Phillips has a gift for the absurd, all right, but he's also smart about pacing: "The Hangover" is a shaggy-dog tale that's actually, when you step back from it, perfectly shaped. I have a sister who has watched Preston Sturges' brilliant "Miracle at Morgan's Creek" exactly once, and although she likes it, she has vowed never to watch it again -- it makes her feel completely and utterly crazy. "The Hangover" doesn't have Sturges' genius, featherweight-knockout touch, but it does work on a principle that Sturges loved: It builds in us an increasingly squirrelly sense of anxiety, a mounting certainty that none of this is going to turn out OK. (The fact that there's an anxious, even if largely unseen, bride hovering in the background, wringing her hands over her missing bridegroom, doesn't help.)
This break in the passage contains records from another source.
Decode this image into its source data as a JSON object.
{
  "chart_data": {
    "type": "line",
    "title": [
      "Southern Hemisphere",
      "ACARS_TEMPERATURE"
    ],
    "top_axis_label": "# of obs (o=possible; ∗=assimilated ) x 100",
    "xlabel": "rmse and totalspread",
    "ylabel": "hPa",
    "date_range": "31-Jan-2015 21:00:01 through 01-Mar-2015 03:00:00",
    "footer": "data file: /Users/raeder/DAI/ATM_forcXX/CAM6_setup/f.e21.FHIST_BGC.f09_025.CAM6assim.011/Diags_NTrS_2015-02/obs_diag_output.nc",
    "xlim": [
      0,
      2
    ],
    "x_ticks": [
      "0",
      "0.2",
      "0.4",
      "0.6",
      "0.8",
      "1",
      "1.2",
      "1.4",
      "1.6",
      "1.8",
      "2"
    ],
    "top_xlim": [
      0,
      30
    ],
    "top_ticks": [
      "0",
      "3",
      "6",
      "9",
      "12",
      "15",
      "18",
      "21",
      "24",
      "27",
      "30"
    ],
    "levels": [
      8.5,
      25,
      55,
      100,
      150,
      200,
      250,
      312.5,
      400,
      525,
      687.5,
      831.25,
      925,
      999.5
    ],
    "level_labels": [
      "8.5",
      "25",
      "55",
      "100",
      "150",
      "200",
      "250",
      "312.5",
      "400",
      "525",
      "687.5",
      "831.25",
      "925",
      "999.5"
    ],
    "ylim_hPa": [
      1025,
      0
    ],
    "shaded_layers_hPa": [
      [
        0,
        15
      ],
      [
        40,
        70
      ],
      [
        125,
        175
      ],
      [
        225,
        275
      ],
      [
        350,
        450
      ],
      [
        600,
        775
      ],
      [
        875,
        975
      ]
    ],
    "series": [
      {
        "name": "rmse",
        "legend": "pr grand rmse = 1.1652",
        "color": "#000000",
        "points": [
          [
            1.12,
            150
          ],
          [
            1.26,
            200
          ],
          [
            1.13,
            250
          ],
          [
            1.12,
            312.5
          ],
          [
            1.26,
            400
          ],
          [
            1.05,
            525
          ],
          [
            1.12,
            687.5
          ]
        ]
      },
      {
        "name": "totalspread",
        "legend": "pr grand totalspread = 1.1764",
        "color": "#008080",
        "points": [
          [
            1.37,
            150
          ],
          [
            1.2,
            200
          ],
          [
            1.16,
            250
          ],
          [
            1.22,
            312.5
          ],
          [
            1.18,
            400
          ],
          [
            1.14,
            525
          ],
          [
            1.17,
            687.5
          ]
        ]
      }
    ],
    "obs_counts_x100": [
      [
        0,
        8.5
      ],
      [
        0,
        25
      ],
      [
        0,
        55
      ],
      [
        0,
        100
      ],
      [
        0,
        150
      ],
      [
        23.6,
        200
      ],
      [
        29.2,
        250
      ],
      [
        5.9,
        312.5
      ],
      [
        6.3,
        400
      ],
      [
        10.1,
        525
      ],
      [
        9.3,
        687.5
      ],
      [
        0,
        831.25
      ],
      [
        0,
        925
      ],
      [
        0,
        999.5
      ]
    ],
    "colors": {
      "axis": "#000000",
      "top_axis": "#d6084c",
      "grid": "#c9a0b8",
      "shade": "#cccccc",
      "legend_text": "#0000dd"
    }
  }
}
"The Hangover" is a story told in multiple layers of details -- a hospital wristband, a "borrowed" police car, a missing tooth -- that trigger massive nonrecollections in the heads of the befuddled protagonists. Their ineptitude both endears them to us and makes us a little nuts, but I can't imagine anyone walking out of "The Hangover" before they find out exactly how that tiger got into the bathroom.

The performers navigate all this mishegas with surefooted grace: Cooper plays a character not much different from the smirky, self-satisfied dude he usually plays, except this time, his character's smart-aleckiness is the source of wicked laughs -- he's a guy who thinks he knows all the answers and yet has no clue what's going on. Helms brings some low-key sex appeal to a character that might normally be written off as just nebbishy. Watch for the appearance of Ken Jeong (aka Dr. Ken, who played the snippy gynecologist in "Knocked Up"), who makes a fashion statement out of black socks and a single black boot.

But Galifianakis -- whose mischievously oblique humor, including the strange online ads he's done for Absolut vodka, have made him a sort-of sensation -- is the trampoline against which nearly every joke bounces. His Alan is surly, temperamental, but also at times incredibly innocent, a wooly naif in a sloppy T-shirt. When he and the guys check in at Caesar's Palace, he eyes the gaudy gilt surroundings warily. Is this the real Caesar's Palace? he asks the desk clerk. She presses him, with visible impatience, to explain what he means. His eyes shift around nervously as he frames the question: "Did Caesar live here?" When he gets the answer, he responds with the appropriate huffiness. Why would Caesar, a man of taste and discernment, want to live in such a tacky, overpriced pile of crap? Alan knows a fake palace when he sees it; his ingenuousness, on the other hand, is the real thing.


By Stephanie Zacharek

Stephanie Zacharek is a senior writer for Salon Arts & Entertainment.